Para Juan.


Como el Sol.

"Cuando el sol se eclipsa para desaparecer... Se ve mejor su grandeza".

-Lucio Anneo Séneca.

El clima no mejoró en absoluto el resto del día, aunque no se veían señales de una nueva tormenta. Así que le pareció perfecto citar a la primera persona en el parque, aprovechando que Sooga estaba prácticamente sola.

Al inicio no se sentía nada nerviosa respecto a la plática que seguramente tendría... Estaba más nerviosa por el hecho de tener que hablar con Garu. Pero su determinación se vio levemente aplacada cuando vislumbró la figura color mostaza de pie junto a una banca del parque.

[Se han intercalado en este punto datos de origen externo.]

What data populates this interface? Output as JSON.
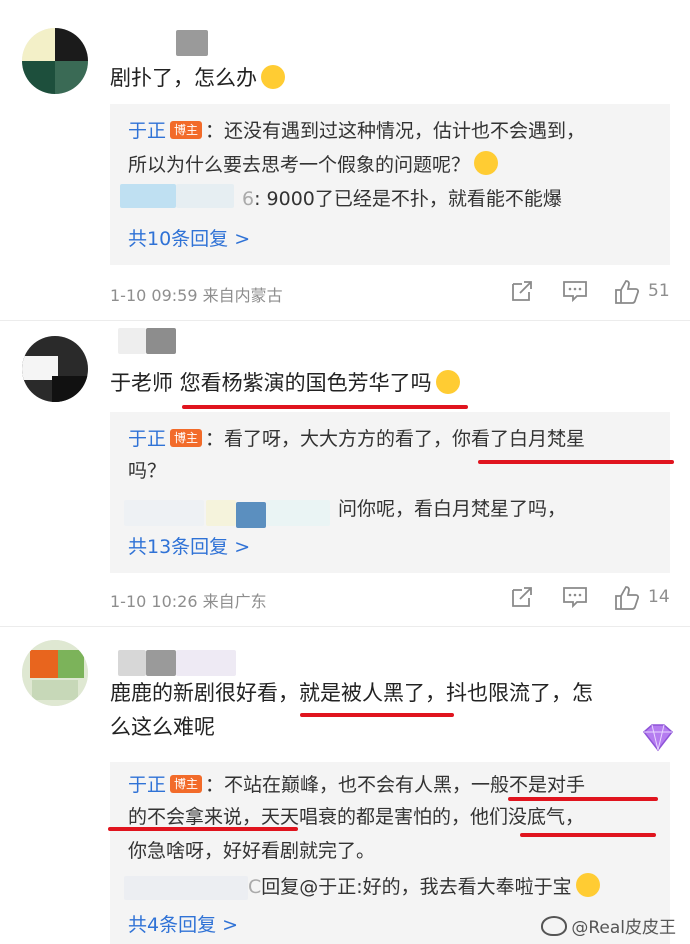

Se detuvo unos segundos y tomó una gran bocanada de aire, armándose de valor para tomar las riendas. Así que, luego de unos leves segundos, siguió caminando hasta llegar a su destino. Se le erizó el vello de la nuca cuando Soso se volteó y notó que venía en camino.

A Pucca se le derritió el corazón cuando el chico le sonrió levemente y le levantó la mano en modo de saludo. Ella respondió al gesto con una sonrisa enternecida y al instante se sintió más cómoda. Así de poderosa podía ser la calidez de su amigo.

-Hola...- le saludó él cuando estaba a un metro. Pucca no le respondió, lo único que hizo fue abrazarlo con fuerza tan pronto como llegó. El dio un traspié dada la fuerza, pero al cabo de unos segundos también la abrazó. Así estuvieron unos momentos, mientras que la ligera brisa aún caía sobre ellos.

Ella se permitió un momento así con su mejor amigo porque no había tenido la oportunidad de hacerlo. Con ese abrazo no sólo reconfortaba los hechos de la noche anterior, sino le decía lo mucho que le había extrañado en esos meses. Que, si bien no lo extrañó de otra manera, su ausencia como amigo siempre estuvo ahí.

Al cabo de un rato se separaron y Pucca lo miró a los ojos y notó que no había chico más tierno que el con un bonito suéter color mostaza.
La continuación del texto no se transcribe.